Alexander-Krause-Glau avatar May 02 '22 13:05 Alexander-Krause-Glau

Hi @Alexander-Krause-Glau,

We are working on a migration from OpenCensus to OpenTelemetry. The next release will already "talk" OTel to the outside (see #1294). Later, we will completely rely on OTel without any OC dependencies.

Is there any specific reason why you are interested in the OTel support, e.g., is there anything you cannot do with the current, OC-based agent?

Henning-Schulz avatar May 02 '22 15:05 Henning-Schulz

Hi @Henning-Schulz,

The next release will already "talk" OTel to the outside (see https://github.com/inspectIT/inspectit-ocelot/issues/1294).

That's great to hear, I hope to update my software stack to Otel.

Is there any specific reason why you are interested in the OTel support, e.g., is there anything you cannot do with the current, OC-based agent?

No. However, I favor the new specification due to its ongoing support and community.


I've tried to employ the Otel agent (automatic instrumentation via bytecode injection) for a plain Java application that uses nothing but default JDK functionalitites, i.e., no external dependency. The Otel agent was not able to monitor (or even instrument I guess) any method calls. That fits the description of Otel.
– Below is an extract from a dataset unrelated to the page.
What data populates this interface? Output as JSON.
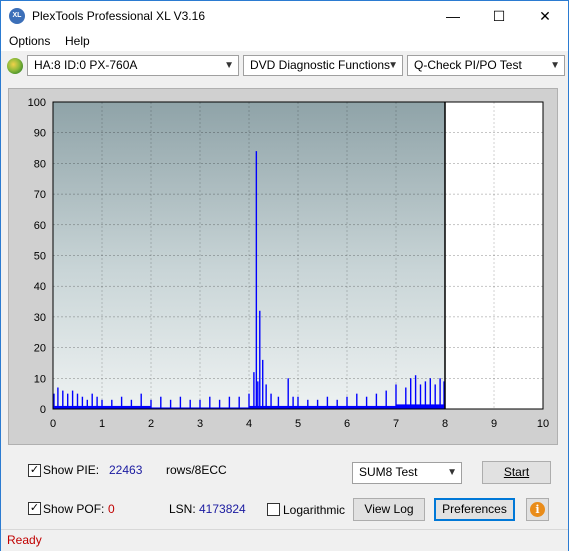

Ocelot on the other hand builds upon OpenCensus and adds the missing functionality to record traces at complete application level, not only on the edge. Is this something we can still expect from the Otel-updated Ocelot version? Will Ocelot keep its current functionality?

Alexander-Krause-Glau avatar May 03 '22 12:05 Alexander-Krause-Glau

Hi @Alexander-Krause-Glau,

I favor the new specification due to its ongoing support and community.
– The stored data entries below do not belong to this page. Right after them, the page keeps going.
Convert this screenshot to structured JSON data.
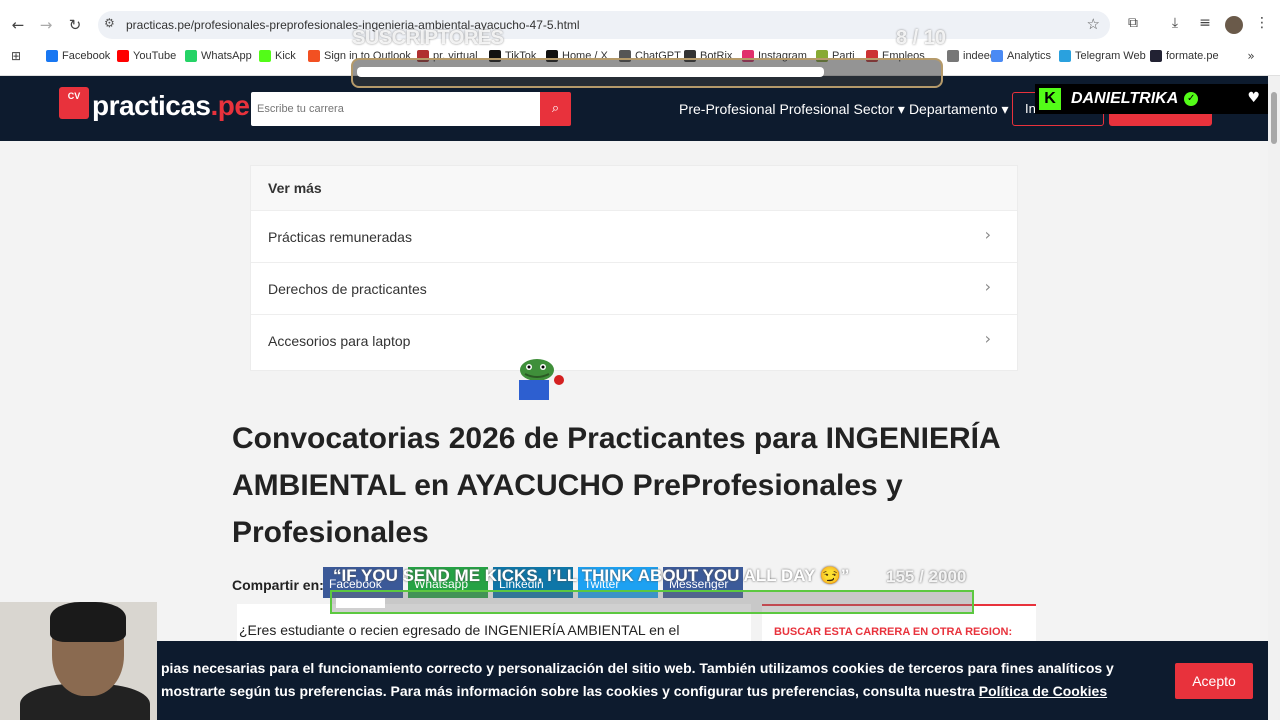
{
  "browser": {
    "url": "practicas.pe/profesionales-preprofesionales-ingenieria-ambiental-ayacucho-47-5.html",
    "bookmarks": [
      "Facebook",
      "YouTube",
      "WhatsApp",
      "Kick",
      "Sign in to Outlook",
      "pr. virtual",
      "TikTok",
      "Home / X",
      "ChatGPT",
      "BotRix",
      "Instagram",
      "Parti",
      "Empleos",
      "indeed",
      "Analytics",
      "Telegram Web",
      "formate.pe"
    ]
  },
  "site": {
    "logo_badge": "CV",
    "logo_main": "practicas",
    "logo_suffix": ".pe",
    "search_placeholder": "Escribe tu carrera",
    "nav": [
      "Pre-Profesional",
      "Profesional",
      "Sector",
      "Departamento"
    ],
    "login_label": "In"
  },
  "overlay": {
    "goal_title": "SUSCRIPTORES",
    "goal_count": "8 / 10",
    "goal_progress": 0.8,
    "streamer": "DANIELTRIKA",
    "kick_message": "“IF YOU SEND ME KICKS, I’LL THINK ABOUT YOU ALL DAY 😏”",
    "kick_count": "155 / 2000",
    "kick_progress": 0.0775
  },
  "card": {
    "heading": "Ver más",
    "items": [
      "Prácticas remuneradas",
      "Derechos de practicantes",
      "Accesorios para laptop"
    ]
  },
  "main": {
    "title": "Convocatorias 2026 de Practicantes para INGENIERÍA AMBIENTAL en AYACUCHO PreProfesionales y Profesionales",
    "share_label": "Compartir en:",
    "share_buttons": [
      "Facebook",
      "Whatsapp",
      "Linkedin",
      "Twitter",
      "Messenger"
    ],
    "intro": "¿Eres estudiante o recien egresado de INGENIERÍA AMBIENTAL en el",
    "side_heading": "BUSCAR ESTA CARRERA EN OTRA REGION:"
  },
  "cookie": {
    "text": "pias necesarias para el funcionamiento correcto y personalización del sitio web. También utilizamos cookies de terceros para fines analíticos y mostrarte según tus preferencias. Para más información sobre las cookies y configurar tus preferencias, consulta nuestra ",
    "link": "Política de Cookies",
    "accept": "Acepto"
  },
  "colors": {
    "brand_red": "#e8323c",
    "header_navy": "#0d1b2e",
    "kick_green": "#53fc18"
  }
}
So do we. That's why we are putting all that effort into the migration.

Will Ocelot keep its current functionality?

Yes, it will. The functionality will be exactly the same, with the only difference that Ocelot uses OTel under the hood instead of OpenCensus. For instance, you will still be able to configure your custom method instrumentation. As a user, you almost won't notice the difference, except for some exporter configuration.